In the Domesday Book, Brockdish is recorded as a settlement of 39 households in the hundred of Earsham. In 1086, the village was divided between the estates of William the Conqueror and Bury St Edmunds Abbey.

At the 2021 census, the parish had a population of 699, a slight increase from the 2011 census.

==Church of St. Peter and St. Paul==
Brockdish's parish church is dedicated to both Saint Peter and Saint Paul and was constructed in the 11th century. The building is Grade I listed. The church was significantly remodelled in the 1860s at the expense of Rector George France and under the supervision of Frederick Marrable. The church has a collection of stained-glass windows, mostly from the workshops of J. & J. King of Norwich.

==Amenities==
Brockdish originally had two public houses until the closure of 'The Greyhound' in 2000, leaving the remaining pub: 'The King's Head'.
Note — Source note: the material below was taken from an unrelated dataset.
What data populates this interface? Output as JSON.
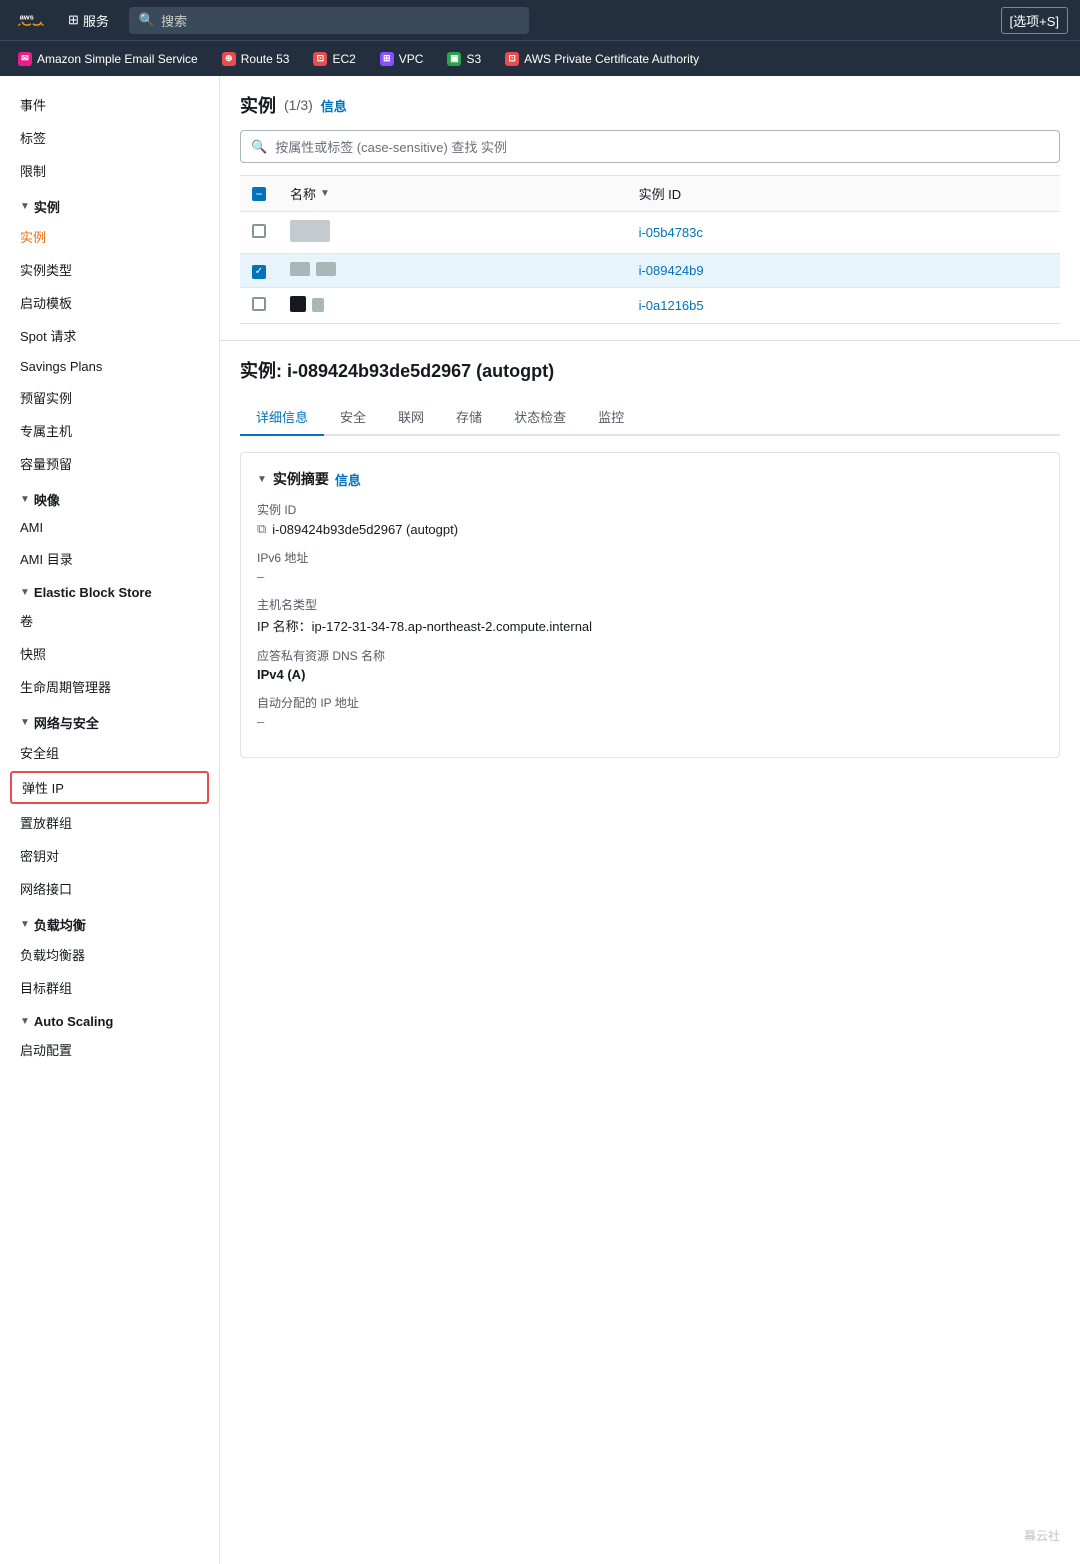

Brockdish Primary School closed in 2016 due to falling pupil numbers. At one point it was Norfolk's smallest primary school. Pupils today attend primary education in Pulham Market or Harleston. Today, the school building is used as the Waveney Heritage Centre, a charity dedicated to forwarding local history. Pupils usually pursue secondary education at Harleston Sancroft Academy.

==Notable people==
- Clementia Taylor (1810–1908), Suffragist who was born in Brockdish.
- Baroness Elaine Murphy (b.1947), Politician who lives in Brockdish, and has written a number of books about the area.